Des pirates iraniens revendiquent le piratage de drones du FBI et menacent le Mondial 2026
Le groupe Handala affirme avoir infiltré les systèmes de surveillance aérienne du FBI, accédant à des données de reconnaissance faciale, et profère des menaces à l’encontre de la Coupe du monde qui se déroule aux États-Unis, au Canada et au Mexique.

Une cybermenace plane sur la Coupe du monde de football 2026. Le groupe Handala, lié à l’Iran selon les renseignements occidentaux, a revendiqué vendredi 12 juin le piratage de drones de surveillance du FBI, affirmant avoir eu accès pendant des mois à « chaque image et chaque suspect » capturés par ces appareils. L’annonce, relayée par le SITE Intelligence Group, organisme spécialisé dans la veille des activités jihadistes en ligne, a immédiatement fait craindre des attaques ciblées contre le tournoi qui vient de débuter aux États-Unis, au Canada et au Mexique. Les pirates ont précisé que les drones, de type FPV (first-person view), étaient équipés de technologies de reconnaissance faciale et de lecture de plaques d’immatriculation, déployés pour des missions antiterroristes.

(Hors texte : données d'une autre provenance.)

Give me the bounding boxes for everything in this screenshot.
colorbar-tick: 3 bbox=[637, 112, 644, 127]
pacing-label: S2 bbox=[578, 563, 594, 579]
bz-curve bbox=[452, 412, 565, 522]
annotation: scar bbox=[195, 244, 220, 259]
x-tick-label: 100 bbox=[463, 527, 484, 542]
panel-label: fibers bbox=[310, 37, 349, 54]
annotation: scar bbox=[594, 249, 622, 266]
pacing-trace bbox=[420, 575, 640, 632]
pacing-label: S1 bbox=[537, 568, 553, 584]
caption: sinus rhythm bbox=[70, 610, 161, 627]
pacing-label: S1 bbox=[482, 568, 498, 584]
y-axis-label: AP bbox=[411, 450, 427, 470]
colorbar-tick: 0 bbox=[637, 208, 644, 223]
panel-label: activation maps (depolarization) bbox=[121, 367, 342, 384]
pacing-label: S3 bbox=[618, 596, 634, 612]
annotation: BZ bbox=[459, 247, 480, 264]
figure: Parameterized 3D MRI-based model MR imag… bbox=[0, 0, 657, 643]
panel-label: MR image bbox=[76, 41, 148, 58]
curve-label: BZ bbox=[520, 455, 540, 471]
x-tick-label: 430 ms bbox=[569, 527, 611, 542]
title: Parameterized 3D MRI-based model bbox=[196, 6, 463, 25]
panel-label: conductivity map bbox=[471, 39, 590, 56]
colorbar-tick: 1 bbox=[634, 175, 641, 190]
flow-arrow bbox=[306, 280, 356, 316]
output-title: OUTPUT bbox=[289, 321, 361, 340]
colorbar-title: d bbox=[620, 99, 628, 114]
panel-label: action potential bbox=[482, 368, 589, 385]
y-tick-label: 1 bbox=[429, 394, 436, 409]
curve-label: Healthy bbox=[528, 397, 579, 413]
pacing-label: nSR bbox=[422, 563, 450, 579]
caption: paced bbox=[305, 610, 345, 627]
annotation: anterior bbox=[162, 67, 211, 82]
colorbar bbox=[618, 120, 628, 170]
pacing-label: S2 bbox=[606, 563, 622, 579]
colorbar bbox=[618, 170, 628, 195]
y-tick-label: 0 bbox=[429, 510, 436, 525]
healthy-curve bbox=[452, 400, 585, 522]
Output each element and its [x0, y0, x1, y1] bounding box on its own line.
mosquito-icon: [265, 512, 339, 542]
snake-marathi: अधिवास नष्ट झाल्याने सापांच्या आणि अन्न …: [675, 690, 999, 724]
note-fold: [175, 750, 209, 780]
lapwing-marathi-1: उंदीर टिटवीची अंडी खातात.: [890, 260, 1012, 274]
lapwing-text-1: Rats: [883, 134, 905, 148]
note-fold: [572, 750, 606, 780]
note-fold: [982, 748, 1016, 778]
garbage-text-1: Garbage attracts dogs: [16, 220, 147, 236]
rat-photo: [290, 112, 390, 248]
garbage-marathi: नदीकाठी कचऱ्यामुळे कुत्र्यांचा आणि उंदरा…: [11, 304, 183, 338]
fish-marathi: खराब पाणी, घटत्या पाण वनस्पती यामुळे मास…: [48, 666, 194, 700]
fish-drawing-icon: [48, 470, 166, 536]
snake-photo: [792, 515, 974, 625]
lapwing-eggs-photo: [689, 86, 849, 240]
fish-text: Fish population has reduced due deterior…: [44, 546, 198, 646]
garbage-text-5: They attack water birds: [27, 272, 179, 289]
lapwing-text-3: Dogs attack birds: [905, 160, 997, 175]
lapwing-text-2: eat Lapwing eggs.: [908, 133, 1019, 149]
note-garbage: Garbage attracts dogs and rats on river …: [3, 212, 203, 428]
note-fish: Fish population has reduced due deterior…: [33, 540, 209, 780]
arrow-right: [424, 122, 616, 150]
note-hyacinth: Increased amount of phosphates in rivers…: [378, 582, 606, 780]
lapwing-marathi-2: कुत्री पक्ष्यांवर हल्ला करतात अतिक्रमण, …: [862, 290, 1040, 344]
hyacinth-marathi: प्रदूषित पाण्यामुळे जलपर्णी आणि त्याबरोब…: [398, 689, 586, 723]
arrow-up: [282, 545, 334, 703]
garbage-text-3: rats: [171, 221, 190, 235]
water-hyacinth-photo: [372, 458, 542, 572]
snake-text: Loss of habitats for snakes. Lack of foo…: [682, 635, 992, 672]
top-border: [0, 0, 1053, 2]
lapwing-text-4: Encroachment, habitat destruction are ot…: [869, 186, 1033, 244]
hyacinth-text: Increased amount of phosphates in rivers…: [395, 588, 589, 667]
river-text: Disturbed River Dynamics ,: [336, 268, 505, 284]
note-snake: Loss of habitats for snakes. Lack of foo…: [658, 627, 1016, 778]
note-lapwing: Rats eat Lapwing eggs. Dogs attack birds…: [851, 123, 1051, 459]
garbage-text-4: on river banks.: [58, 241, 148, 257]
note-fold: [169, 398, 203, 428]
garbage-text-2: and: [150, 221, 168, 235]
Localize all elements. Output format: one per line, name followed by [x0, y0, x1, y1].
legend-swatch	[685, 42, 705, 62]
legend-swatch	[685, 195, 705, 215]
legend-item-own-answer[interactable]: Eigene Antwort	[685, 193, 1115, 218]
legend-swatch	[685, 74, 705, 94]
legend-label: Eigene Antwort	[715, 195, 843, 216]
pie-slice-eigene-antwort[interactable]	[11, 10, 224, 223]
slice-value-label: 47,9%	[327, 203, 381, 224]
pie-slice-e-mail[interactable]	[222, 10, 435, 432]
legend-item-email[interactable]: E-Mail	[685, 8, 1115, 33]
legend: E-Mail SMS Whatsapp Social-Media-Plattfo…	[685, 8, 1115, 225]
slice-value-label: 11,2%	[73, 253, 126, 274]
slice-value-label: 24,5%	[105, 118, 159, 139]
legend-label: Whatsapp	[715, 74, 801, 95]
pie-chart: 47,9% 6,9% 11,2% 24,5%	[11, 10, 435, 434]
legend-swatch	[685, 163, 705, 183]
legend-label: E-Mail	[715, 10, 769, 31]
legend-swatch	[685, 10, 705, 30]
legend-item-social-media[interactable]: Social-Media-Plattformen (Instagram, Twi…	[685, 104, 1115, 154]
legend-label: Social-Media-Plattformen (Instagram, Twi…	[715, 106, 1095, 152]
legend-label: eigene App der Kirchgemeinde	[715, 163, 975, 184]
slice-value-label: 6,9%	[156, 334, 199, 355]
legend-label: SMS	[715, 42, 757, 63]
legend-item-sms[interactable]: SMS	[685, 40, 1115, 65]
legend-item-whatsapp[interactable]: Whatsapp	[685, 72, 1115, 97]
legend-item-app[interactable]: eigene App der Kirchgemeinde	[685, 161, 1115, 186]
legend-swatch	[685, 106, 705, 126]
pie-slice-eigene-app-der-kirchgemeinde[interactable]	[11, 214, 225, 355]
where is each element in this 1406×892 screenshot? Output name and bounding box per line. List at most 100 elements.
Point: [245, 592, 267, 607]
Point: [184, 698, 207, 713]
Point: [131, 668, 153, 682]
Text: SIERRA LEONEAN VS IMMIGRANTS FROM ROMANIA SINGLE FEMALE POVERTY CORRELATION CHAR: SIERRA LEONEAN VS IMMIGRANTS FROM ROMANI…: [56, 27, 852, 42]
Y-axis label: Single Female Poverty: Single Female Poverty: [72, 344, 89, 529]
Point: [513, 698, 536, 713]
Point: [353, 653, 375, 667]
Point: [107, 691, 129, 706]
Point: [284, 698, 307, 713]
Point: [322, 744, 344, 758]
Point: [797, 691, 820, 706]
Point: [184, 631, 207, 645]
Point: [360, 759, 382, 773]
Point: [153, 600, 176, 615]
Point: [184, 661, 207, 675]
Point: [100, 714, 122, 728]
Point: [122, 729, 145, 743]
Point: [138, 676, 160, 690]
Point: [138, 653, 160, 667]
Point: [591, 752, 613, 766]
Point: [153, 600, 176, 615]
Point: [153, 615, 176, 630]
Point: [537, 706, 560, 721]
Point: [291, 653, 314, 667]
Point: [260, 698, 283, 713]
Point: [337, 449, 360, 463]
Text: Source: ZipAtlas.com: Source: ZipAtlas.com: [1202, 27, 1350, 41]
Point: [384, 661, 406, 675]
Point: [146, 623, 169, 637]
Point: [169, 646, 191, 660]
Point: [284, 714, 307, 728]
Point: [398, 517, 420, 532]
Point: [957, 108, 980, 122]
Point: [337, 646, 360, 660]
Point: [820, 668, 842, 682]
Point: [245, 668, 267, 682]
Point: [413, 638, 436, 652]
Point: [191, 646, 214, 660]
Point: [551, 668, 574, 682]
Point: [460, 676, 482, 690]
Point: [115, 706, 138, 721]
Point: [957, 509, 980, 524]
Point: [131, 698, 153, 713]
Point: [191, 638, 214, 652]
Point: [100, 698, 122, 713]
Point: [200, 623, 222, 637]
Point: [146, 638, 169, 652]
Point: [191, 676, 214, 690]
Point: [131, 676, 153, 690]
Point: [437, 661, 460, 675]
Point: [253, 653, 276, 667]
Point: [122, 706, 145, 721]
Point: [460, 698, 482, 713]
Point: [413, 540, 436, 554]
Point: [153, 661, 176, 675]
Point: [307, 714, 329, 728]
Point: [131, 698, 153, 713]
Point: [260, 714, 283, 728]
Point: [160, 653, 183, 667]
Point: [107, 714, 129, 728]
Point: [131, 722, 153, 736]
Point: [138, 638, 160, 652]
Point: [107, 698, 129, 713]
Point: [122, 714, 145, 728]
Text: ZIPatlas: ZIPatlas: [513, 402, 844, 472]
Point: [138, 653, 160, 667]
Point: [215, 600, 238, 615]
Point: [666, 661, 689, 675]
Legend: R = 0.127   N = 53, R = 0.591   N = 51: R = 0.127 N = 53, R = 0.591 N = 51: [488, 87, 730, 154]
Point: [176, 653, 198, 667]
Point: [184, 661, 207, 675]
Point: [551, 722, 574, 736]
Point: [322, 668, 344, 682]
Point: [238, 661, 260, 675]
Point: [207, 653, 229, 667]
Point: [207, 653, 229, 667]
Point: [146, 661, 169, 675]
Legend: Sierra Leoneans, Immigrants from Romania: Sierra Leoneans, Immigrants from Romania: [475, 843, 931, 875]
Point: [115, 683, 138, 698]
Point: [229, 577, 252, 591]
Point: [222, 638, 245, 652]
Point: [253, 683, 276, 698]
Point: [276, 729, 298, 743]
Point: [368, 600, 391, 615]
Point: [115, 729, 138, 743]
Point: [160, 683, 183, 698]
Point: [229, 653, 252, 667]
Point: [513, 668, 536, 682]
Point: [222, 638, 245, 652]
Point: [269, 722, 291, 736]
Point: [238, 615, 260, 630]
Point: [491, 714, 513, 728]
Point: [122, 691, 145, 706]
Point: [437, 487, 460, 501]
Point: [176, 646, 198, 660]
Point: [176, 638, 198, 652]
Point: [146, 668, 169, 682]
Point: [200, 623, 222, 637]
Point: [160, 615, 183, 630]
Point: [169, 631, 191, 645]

La revendication a été traitée de manière contrastée selon les zones géographiques. En Iran, le quotidien économique Donya-e Eqtesad a rapporté l’intrusion comme une démonstration de force, soulignant que les données des agents du FBI étaient devenues « visibles » pour le groupe [A1]. La presse allemande, à l’image du Frankfurter Allgemeine Zeitung, a intégré l’information dans son direct consacré au Mondial, y voyant une menace directe pour la sécurité de l’événement [A2]. En Amérique latine, El Colombiano a mis l’accent sur l’alarme suscitée par l’utilisation de drones FPV à des fins de surveillance antiterroriste, citant le communiqué de Handala diffusé par SITE [A3]. Le quotidien libanais An-Nahar a repris les mêmes éléments, insistant sur la menace proférée contre la compétition [A4]. En Indonésie, plusieurs médias comme Tribunnews et Viva.co.id ont évoqué un risque pour les bus des équipes et le renforcement des zones d’exclusion aérienne par les autorités américaines [A5][A6].
Si l’authenticité de l’intrusion reste à vérifier – certains experts doutent de l’ampleur réelle de la brèche –, le mode opératoire s’inscrit dans une stratégie connue de Téhéran : utiliser des groupes cybernétiques proxys pour projeter sa puissance et semer la perturbation, en particulier dans un contexte de tensions persistantes avec Washington. Handala s’est déjà illustré par des attaques contre des cibles israéliennes et occidentales, souvent accompagnées d’une rhétorique de soutien à la cause palestinienne. La menace contre le Mondial, qu’elle soit technique ou psychologique, vise à exploiter la caisse de résonance médiatique d’un événement planétaire.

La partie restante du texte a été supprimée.